We now have hospital emergency departments nationally reaching out to our doctors purely based upon their curricula vitae’s (CVs) because the doctors in our program are trained in what needs to be on their CVs with the resultant knowledge base behind those credentials. AND…for clarity (unlike my former beliefs), letters after your DC are not as important as the specific citations or credentials in your CV.
Utilization
Having been involved politically at the national and state levels for quite some time, I can say with a great degree of certainty that very little healthcare legislation (chiropractic falls under this category) in this country at either level gets passed without the blessing of the medical community. By attempting to add prescriptive rights to our scope, we will be threatening the utilization of medicine on a national scale and it will potentially close many of those doors that are currently opening at a rapid rate. The medical schools and research departments that have opened their doors to chiropractic (us) have done so primarily as a possible solution to the opiate epidemic in our country and we cannot be “Pollyannaish” and say we only want to prescribe non-narcotics. It has been clearly documented that this is a well-established “gateway” to addictive narcotics as when non-narcotics fail to offer relief, those patients need something else. Chiropractic care is that “something else” for mechanical spine pain, which is in the top 10 diagnoses for both emergency rooms and primary care medical providers who often have no solution other than drugs or surgery. Medicine’s only other historical care path with regards to mechanical spine diagnosis and management is physical therapy, which renders significantly inferior outcomes for spine vs. chiropractic based upon recent literature (a topic for another article) and one where far too many patients have ended up in pain management (narcotics) as the final solution.

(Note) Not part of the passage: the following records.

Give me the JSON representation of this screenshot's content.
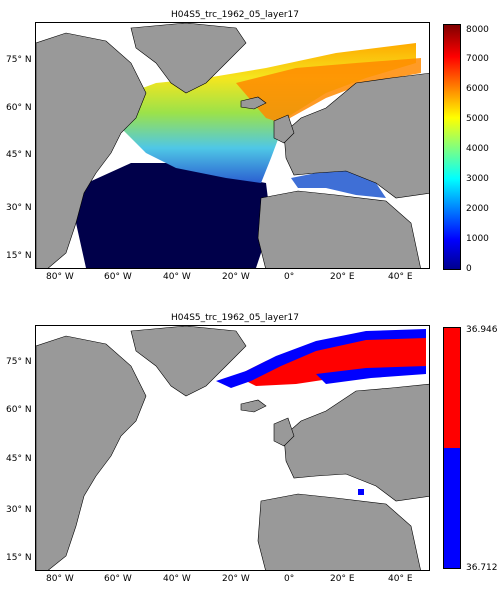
{
  "panels": [
    {
      "title": "H04S5_trc_1962_05_layer17",
      "lat_ticks": [
        "75° N",
        "60° N",
        "45° N",
        "30° N",
        "15° N"
      ],
      "lon_ticks": [
        "80° W",
        "60° W",
        "40° W",
        "20° W",
        "0°",
        "20° E",
        "40° E"
      ],
      "colorbar": {
        "ticks": [
          "8000",
          "7000",
          "6000",
          "5000",
          "4000",
          "3000",
          "2000",
          "1000",
          "0"
        ],
        "range": [
          0,
          8000
        ],
        "colormap": "jet"
      }
    },
    {
      "title": "H04S5_trc_1962_05_layer17",
      "lat_ticks": [
        "75° N",
        "60° N",
        "45° N",
        "30° N",
        "15° N"
      ],
      "lon_ticks": [
        "80° W",
        "60° W",
        "40° W",
        "20° W",
        "0°",
        "20° E",
        "40° E"
      ],
      "colorbar": {
        "ticks": [
          "36.946",
          "36.712"
        ],
        "range": [
          36.712,
          36.946
        ],
        "colors": [
          "#ff0000",
          "#0000ff"
        ]
      }
    }
  ],
  "colors": {
    "land": "#999999",
    "ocean_deep": "#00004a",
    "ocean_missing": "#ffffff"
  },
  "map_extent": {
    "lon": [
      -90,
      50
    ],
    "lat": [
      10,
      85
    ]
  }
}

Currently, our profession is at a cross-road on the prescriptive rights issue and if taken, could turn out to be a “very slippery slope” that could further erode our utilization and lead to increased iatrogenic issues in our society. I empathize with those doctors clinging to hope for a “quick fix” for their individual practices. However, as outlined above, there are viable solutions for every practice in the nation with none involving “get rich quick” paradigms. As I also consult many medical providers at various levels and I can report that their prescription pads are not making them wealthy, should they practice ethically. Their utilization and income increases as they get better at what they do and in chiropractic, we are no different.

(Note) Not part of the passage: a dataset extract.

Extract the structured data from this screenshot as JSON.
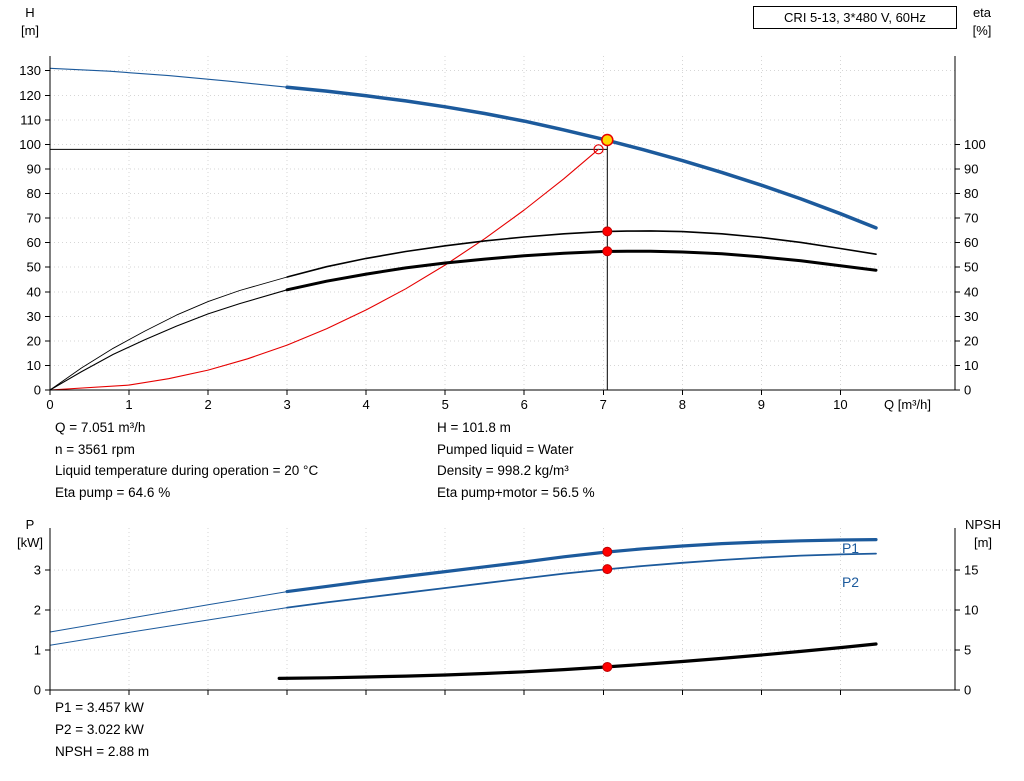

Although our paradigm for increased utilization is working through increasing our clinical excellence, we are just starting to see this happen on a larger scale and the only way to have that upward spiral go faster, is if more chiropractors realize that the only way up is though academia and a strategic plan behind your new level of clinical excellence. So please hurry because your local medical community is waiting for you with that 95% to refer.